In the ensuing pause Patrine had a brief retrospective vision of the curate who had prepared her for Confirmation, and who had talked of the Almighty as though He were a crotchety but benevolent old man. And last time she had been to Church—a fashionably attended High Church in the West End—another curate in a black cassock and tufted biretta had preached about the 'Par of Card, the baptismal dar of Grace, the bar of flars,' in which our first parents dwelt in Eden, 'the fatal ar' in which they sinned, and the 'shar of tars' with which Eve lamented her fall.

"No," she said bluntly, "I don't think I believe in God at all now, though it sometimes seems as though there must be Somebody behind things!—Somebody who punishes—Somebody who laughs! As for a religion, I don't suppose I've ever had one. Oh, yes!—my religion is Aunt Lynette!"
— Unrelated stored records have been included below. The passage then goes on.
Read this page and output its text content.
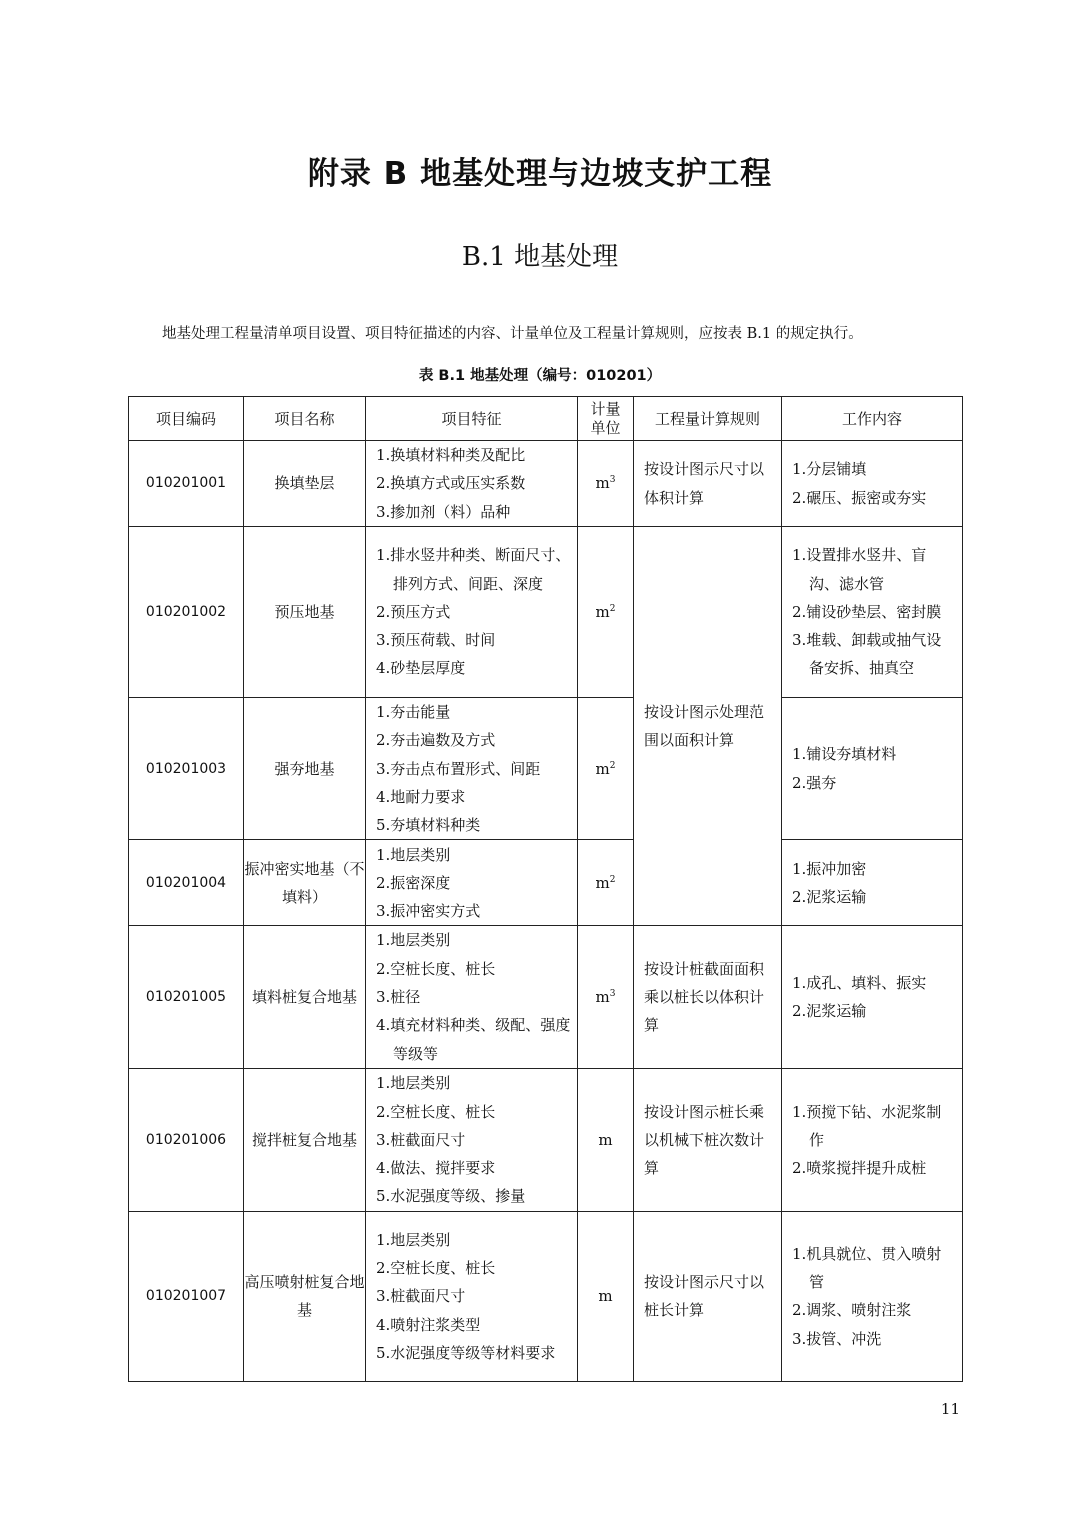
附录 B 地基处理与边坡支护工程
B.1 地基处理

地基处理工程量清单项目设置、项目特征描述的内容、计量单位及工程量计算规则，应按表 B.1 的规定执行。

表 B.1 地基处理（编号：010201）

项目编码	项目名称	项目特征	计量
单位	工程量计算规则	工作内容
010201001	换填垫层	1.换填材料种类及配比
2.换填方式或压实系数
3.掺加剂（料）品种	$m^3$	按设计图示尺寸以体积计算	1.分层铺填
2.碾压、振密或夯实

010201002	预压地基	1.排水竖井种类、断面尺寸、排列方式、间距、深度
2.预压方式
3.预压荷载、时间
4.砂垫层厚度	$m^2$	按设计图示处理范围以面积计算	1.设置排水竖井、盲沟、滤水管
2.铺设砂垫层、密封膜
3.堆载、卸载或抽气设备安拆、抽真空

010201003	强夯地基	1.夯击能量
2.夯击遍数及方式
3.夯击点布置形式、间距
4.地耐力要求
5.夯填材料种类	$m^2$		1.铺设夯填材料
2.强夯

010201004	振冲密实地基（不填料）	1.地层类别
2.振密深度
3.振冲密实方式	$m^2$		1.振冲加密
2.泥浆运输

010201005	填料桩复合地基	1.地层类别
2.空桩长度、桩长
3.桩径
4.填充材料种类、级配、强度等级等	$m^3$	按设计桩截面面积乘以桩长以体积计算	1.成孔、填料、振实
2.泥浆运输

010201006	搅拌桩复合地基	1.地层类别
2.空桩长度、桩长
3.桩截面尺寸
4.做法、搅拌要求
5.水泥强度等级、掺量	m	按设计图示桩长乘以机械下桩次数计算	1.预搅下钻、水泥浆制作
2.喷浆搅拌提升成桩

010201007	高压喷射桩复合地基	1.地层类别
2.空桩长度、桩长
3.桩截面尺寸
4.喷射注浆类型
5.水泥强度等级等材料要求	m	按设计图示尺寸以桩长计算	1.机具就位、贯入喷射管
2.调浆、喷射注浆
3.拔管、冲洗

11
A mental picture of Lynette, years ago in the Harley Street nursery, teaching a curly-headed baby Bawne to say his evening prayer, while a great galumphing girl stood in the doorway and looked and listened, rose up and brought with it the horrible choking sensation. She fought with it as Sherbrand said:

"I think you are speaking of Mrs. Saxham? Well, one must have a star to hitch one's waggon to. And she is a star—if ever I saw one! A woman with a face like a Donatello Madonna, or a tall lily growing in the garden-cloisters of some Italian mountain-convent, and who has the Faith,—ought to be able to teach you to believe in God! Why not ask her? I once knelt in a Church near her, and saw her praying. She seemed—very close to what Norman or someone else called the Eternal Verities."
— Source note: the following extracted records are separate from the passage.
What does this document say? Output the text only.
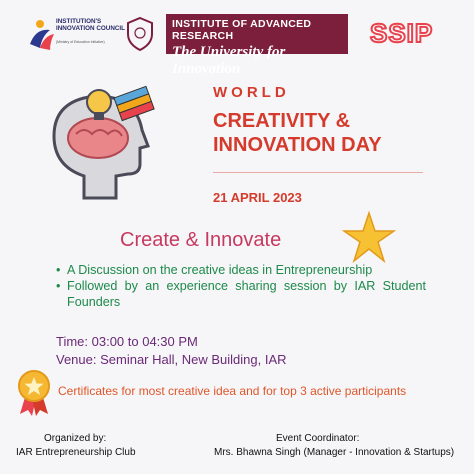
INSTITUTION'S INNOVATION COUNCIL
(Ministry of Education Initiative)
INSTITUTE OF ADVANCED RESEARCH
The University for Innovation
SSIP
WORLD
CREATIVITY &
INNOVATION DAY
21 APRIL 2023
Create & Innovate
• A Discussion on the creative ideas in Entrepreneurship
• Followed by an experience sharing session by IAR Student Founders
Time: 03:00 to 04:30 PM
Venue: Seminar Hall, New Building, IAR
Certificates for most creative idea and for top 3 active participants
Organized by:
IAR Entrepreneurship Club
Event Coordinator:
Mrs. Bhawna Singh (Manager - Innovation & Startups)
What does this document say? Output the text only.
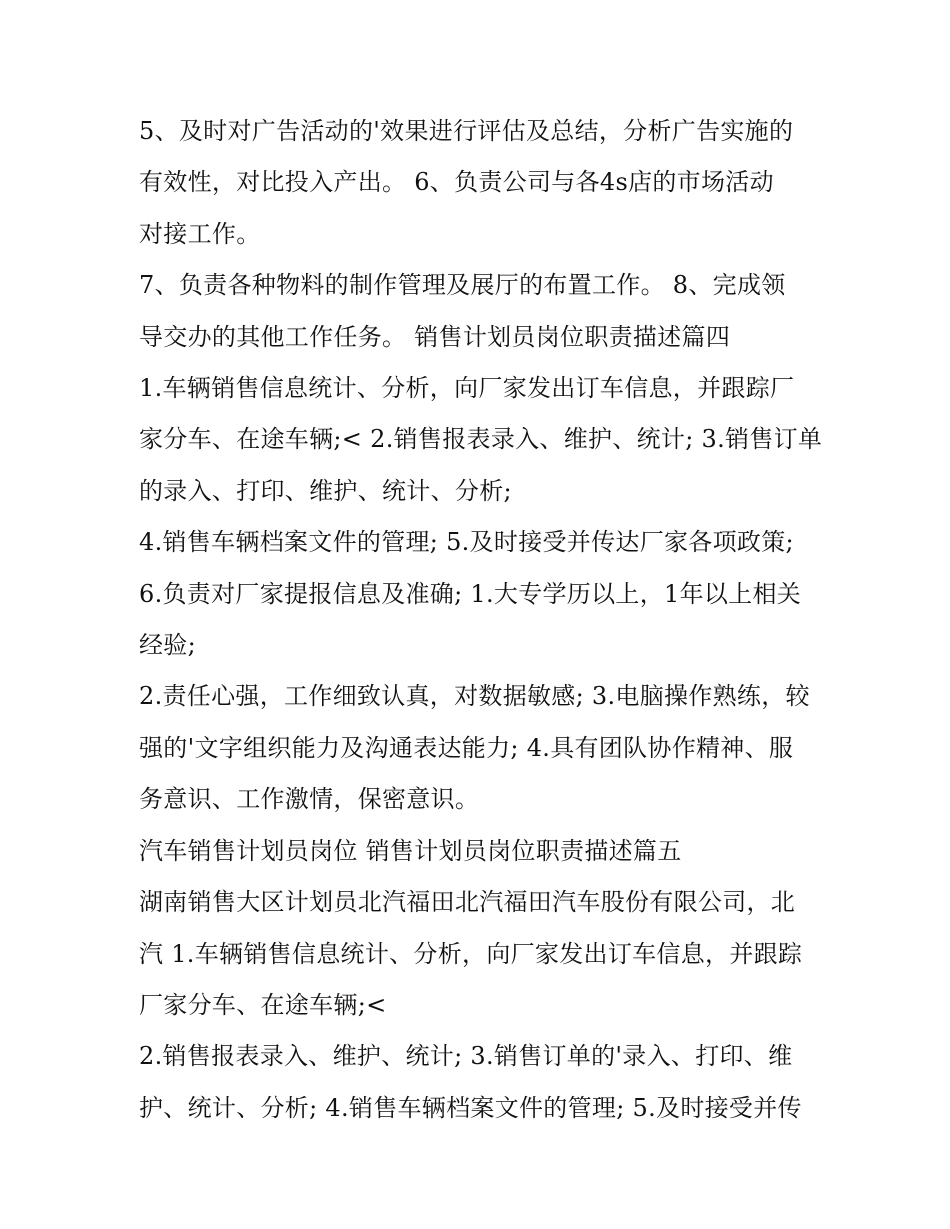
5、及时对广告活动的'效果进行评估及总结，分析广告实施的
有效性，对比投入产出。 6、负责公司与各4s店的市场活动
对接工作。

7、负责各种物料的制作管理及展厅的布置工作。 8、完成领
导交办的其他工作任务。 销售计划员岗位职责描述篇四

1.车辆销售信息统计、分析，向厂家发出订车信息，并跟踪厂
家分车、在途车辆;< 2.销售报表录入、维护、统计; 3.销售订单
的录入、打印、维护、统计、分析;

4.销售车辆档案文件的管理; 5.及时接受并传达厂家各项政策;

6.负责对厂家提报信息及准确; 1.大专学历以上，1年以上相关
经验;

2.责任心强，工作细致认真，对数据敏感; 3.电脑操作熟练，较
强的'文字组织能力及沟通表达能力; 4.具有团队协作精神、服
务意识、工作激情，保密意识。

汽车销售计划员岗位 销售计划员岗位职责描述篇五

湖南销售大区计划员北汽福田北汽福田汽车股份有限公司，北
汽 1.车辆销售信息统计、分析，向厂家发出订车信息，并跟踪
厂家分车、在途车辆;<

2.销售报表录入、维护、统计; 3.销售订单的'录入、打印、维
护、统计、分析; 4.销售车辆档案文件的管理; 5.及时接受并传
"She will be nearer still," said Patrine with sudden, savage roughness, "if anything happens—if Bawne is killed! She will die of a broken heart!"

"Then why not pray," argued Sherbrand, "that she may get him back again? Why not try it? There's nothing else that helps so well!"

"Pray!" The tall girl stopped short and swung round on him, facing him. A moment since they had walked like lovers. Now the spell was broken—at all events, for the time.

"Pray—pray!" she mocked. "Am I a sneak?—to pray when I don't believe in prayer! And if I did believe, God—if He exists—would not hear me. Even the parsons own He has His favourites. I am not one of them.... I am one of His forgets!"